Kuurdak – a traditional Kyrgyz dish

June 21st, 2013 Sections: Cuisine, Food and Drink, Life In Kyrgyzstan

Just one of the many roadside cafes to be found in Boom Gorge

Not long ago I took some of the kids with me on my monthly trip up to Naryn to visit the guesthouse.  Because it had been an early mornig start and no-one had really had breakfast, we stopped off at a roadside cafe, (or Diner, for the Americans), in Boom Gorge for a cup of tea and a light snack – Brunch.

As we looked at the menu, there were all the usual Central Asian dishes, or rather dishes that you can find throughout Central Asia: Manti; Samsi; Plov; Laghman; Beshbarmack and Pilmeni – a sort of Russian Ravioli – both boiled and fried … as well Sausages; Eggs and so on.  To go with my Tea I normally take a portion of the fried Fried Pilmeni as it is makes for a filling but light meal … but this time I decided on a couple of sausages.

The kids looked at the menu and I knew we were going to be in trouble … especially when Sveta asked “What’s Kuurdak?”

“It’s like a stew,” I said – although I used the word Goulash because I am not sure that there is Russian equivalent for “stew”, “but you won’t like it.  It’s almost certainly made from Lamb”.

Now the kids are quite fussy eaters, and they all like different things – some won’t touch Chicken, others won’t eat fish. but there is one thing they all seem to agree on: none of them really eats Lamb.  Now, personally, I rarely eat Mutton or Lamb here either, but that’s not because I don’t like it, it’s because it tends to be quite fatty … there is even a Kyrgyz proverb that says “Cheap mutton has no fat”.  Anyway, as a result, we tend to have Beef or Pork or something Vegetarian … if, that is, we can find it.

Katya surprised me by saying that she would have the Kuurdak – “Even if it is made from Mutton?”, I asked … and she said “Yes, but just a half portion.”  Everyone else played safe.

 

For the record: The name probably comes from the Turkic languages, (such as Kyrgyz and Kazakh), and is close to the word for the verb “to fry”, although there is also a theory which says it is close to the Russian word for “mess” which is often used to describe a hodgepodge dish like a stew where the ingredients are all stirred in together.

To be fair, although Kuurdak is usually made from Lamb or Mutton, it can be made using Beef or, more or less, from any other kind of meat.  I have, for example, seen, (but never tried), Kuurdak made from Camel meat.  Quite often offal is also used – liver, kidney, chopped lungs, heart … and so on, (it’s all a question of taste and a predilection not to let any part of the animal go to waste).  Whereas I have seen recipies for anything from one to five kilograms of meat, at least one called for all the meat “from one animal”!

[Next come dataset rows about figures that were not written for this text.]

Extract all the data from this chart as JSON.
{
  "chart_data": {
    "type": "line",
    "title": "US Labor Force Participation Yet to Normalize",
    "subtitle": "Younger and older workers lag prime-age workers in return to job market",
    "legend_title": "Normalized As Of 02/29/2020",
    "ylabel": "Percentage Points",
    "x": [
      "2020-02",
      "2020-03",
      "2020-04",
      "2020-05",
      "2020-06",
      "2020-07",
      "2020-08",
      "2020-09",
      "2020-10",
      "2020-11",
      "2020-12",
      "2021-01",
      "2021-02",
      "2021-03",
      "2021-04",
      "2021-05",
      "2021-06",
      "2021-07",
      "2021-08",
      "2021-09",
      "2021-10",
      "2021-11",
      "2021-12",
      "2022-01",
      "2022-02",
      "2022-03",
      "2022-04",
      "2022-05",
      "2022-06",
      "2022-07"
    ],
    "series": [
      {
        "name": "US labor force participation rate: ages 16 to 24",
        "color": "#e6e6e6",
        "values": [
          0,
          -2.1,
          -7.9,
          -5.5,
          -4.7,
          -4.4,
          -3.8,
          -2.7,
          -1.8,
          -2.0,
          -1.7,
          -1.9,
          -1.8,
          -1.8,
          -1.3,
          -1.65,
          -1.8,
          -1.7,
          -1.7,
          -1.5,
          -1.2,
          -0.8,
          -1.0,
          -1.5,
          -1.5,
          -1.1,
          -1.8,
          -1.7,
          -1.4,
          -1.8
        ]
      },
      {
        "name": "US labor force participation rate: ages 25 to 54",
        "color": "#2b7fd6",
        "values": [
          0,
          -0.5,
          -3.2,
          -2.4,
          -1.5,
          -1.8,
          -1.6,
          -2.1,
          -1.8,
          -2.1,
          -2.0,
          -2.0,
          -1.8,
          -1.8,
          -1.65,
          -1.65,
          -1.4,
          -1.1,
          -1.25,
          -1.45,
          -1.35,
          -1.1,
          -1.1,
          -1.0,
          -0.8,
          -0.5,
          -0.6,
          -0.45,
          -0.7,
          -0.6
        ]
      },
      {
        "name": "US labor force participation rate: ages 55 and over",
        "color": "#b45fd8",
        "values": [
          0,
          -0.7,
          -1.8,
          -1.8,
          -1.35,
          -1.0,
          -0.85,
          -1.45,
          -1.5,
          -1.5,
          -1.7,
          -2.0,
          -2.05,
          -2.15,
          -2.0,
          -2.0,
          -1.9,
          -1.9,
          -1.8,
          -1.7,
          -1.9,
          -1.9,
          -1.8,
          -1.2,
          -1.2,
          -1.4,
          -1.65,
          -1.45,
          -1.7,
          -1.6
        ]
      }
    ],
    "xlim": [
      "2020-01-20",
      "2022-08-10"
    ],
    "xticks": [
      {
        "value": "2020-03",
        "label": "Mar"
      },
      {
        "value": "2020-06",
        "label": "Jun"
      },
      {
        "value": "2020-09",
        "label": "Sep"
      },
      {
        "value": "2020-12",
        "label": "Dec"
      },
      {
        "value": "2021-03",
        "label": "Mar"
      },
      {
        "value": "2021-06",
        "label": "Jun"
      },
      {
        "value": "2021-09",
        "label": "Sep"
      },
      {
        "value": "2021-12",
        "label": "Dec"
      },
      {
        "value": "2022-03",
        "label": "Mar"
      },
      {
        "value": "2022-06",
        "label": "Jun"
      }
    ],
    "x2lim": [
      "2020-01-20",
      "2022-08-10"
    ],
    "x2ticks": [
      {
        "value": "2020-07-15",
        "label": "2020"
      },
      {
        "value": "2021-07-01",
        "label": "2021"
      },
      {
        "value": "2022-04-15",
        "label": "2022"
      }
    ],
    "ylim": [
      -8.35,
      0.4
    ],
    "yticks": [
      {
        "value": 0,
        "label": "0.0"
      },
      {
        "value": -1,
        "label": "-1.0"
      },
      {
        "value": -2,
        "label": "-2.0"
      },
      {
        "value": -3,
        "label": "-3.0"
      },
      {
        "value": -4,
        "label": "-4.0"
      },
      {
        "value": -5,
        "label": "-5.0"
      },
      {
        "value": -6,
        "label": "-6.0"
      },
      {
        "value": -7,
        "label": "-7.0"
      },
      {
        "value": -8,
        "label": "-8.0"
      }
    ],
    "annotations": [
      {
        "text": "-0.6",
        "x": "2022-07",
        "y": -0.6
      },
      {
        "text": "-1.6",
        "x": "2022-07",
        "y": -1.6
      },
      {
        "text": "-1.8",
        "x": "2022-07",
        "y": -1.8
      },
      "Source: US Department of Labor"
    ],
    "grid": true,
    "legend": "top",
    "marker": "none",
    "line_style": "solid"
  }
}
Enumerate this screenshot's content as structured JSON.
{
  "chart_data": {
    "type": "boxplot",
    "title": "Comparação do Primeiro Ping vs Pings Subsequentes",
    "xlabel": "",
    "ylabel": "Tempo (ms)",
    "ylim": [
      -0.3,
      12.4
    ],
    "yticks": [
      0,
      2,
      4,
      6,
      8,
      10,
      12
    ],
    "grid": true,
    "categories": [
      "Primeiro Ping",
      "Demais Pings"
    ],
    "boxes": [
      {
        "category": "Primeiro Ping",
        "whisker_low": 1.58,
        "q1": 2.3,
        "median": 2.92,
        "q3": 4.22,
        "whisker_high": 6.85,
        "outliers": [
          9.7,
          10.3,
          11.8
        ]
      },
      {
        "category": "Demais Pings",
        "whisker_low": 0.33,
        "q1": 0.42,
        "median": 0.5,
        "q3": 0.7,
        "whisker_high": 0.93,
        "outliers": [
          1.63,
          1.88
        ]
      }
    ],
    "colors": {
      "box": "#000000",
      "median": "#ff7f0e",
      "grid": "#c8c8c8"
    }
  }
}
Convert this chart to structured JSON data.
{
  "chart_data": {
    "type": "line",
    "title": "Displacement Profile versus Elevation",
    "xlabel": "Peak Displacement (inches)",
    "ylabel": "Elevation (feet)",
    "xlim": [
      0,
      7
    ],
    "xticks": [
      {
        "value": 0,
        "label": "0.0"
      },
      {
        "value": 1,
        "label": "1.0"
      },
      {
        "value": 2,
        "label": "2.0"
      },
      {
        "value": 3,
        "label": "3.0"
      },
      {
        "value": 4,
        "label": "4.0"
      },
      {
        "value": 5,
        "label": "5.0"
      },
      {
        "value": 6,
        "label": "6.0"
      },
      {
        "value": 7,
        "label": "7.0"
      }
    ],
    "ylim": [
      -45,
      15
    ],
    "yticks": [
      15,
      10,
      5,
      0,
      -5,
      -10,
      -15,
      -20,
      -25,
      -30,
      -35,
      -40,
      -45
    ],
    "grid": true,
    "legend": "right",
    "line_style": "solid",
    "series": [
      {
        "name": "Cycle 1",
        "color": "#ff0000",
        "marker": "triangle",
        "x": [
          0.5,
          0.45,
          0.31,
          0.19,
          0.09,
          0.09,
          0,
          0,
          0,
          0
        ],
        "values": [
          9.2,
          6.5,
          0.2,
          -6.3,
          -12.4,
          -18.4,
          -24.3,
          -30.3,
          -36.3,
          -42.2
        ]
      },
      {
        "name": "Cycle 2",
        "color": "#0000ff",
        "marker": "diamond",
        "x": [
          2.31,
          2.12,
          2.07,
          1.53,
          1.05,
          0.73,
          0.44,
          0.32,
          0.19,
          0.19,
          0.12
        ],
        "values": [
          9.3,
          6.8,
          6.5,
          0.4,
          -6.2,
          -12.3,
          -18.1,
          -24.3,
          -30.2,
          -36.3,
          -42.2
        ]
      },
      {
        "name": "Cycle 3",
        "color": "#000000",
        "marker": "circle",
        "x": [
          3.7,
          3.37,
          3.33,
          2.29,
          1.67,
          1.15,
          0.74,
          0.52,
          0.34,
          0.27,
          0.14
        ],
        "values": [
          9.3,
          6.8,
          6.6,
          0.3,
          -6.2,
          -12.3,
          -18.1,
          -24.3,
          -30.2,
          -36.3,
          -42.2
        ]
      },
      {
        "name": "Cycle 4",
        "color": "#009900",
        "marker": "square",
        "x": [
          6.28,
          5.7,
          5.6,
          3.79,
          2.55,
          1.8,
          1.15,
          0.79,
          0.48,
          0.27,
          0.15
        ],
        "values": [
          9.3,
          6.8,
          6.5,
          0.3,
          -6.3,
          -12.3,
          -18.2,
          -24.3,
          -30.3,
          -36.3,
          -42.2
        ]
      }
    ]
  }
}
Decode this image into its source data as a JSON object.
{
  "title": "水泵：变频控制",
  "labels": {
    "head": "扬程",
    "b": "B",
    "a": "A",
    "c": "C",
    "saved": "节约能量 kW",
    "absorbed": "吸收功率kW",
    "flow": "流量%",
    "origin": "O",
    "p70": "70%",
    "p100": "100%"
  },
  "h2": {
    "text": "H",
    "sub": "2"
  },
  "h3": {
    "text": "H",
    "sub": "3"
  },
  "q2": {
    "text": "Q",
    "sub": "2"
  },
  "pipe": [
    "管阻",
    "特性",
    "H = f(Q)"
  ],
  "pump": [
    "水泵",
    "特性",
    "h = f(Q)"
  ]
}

Kuurdak is one of the oldest dishes in Kyrgyz cuisine and it was particularly useful for the nomadic Kyrgyz because once the meat was cooked it could be stored and transported, then warmed up and used as the basis for other meals as and when required – easing and speeding up the process of preparing meals when on the move.

It’s actually quite a simple dish and is sometimes described in the recipe books as Fried Meat and Potatoes.  The potatoes seem to be added in order to give the dish more volume rather than add nutrients – and sometimes other vegetables such as carrots, sweet peppers, cabbage or pumpkin can be added.

The meat is basically fried in the fat for about 10-15 minutes, until browned, when the other ingredients are added and the complete mix is then allowed to simmer for about 30-40 minutes – until the water has been absorbed and all the ingredients are soft.

 

Kuurdak

When the Kuurdak eventually arrived Katya had two surprises in store.  Well, the first one wasn’t really a surprise because I had warned her … it was made with Mutton.  As it happens, that didn’t phase her in the slightest, probably because of the second surprise … the so called “half portion” was huge !  Taking up more room on her plate than any one else’s – even the plov which is also, usually, a huge plateful.  “Thank goodness,” she said, “that I didn’t order a full portion!”

As it is, she only ate half of it before she gently pushed the plate away with the comment “I’m stuffed!”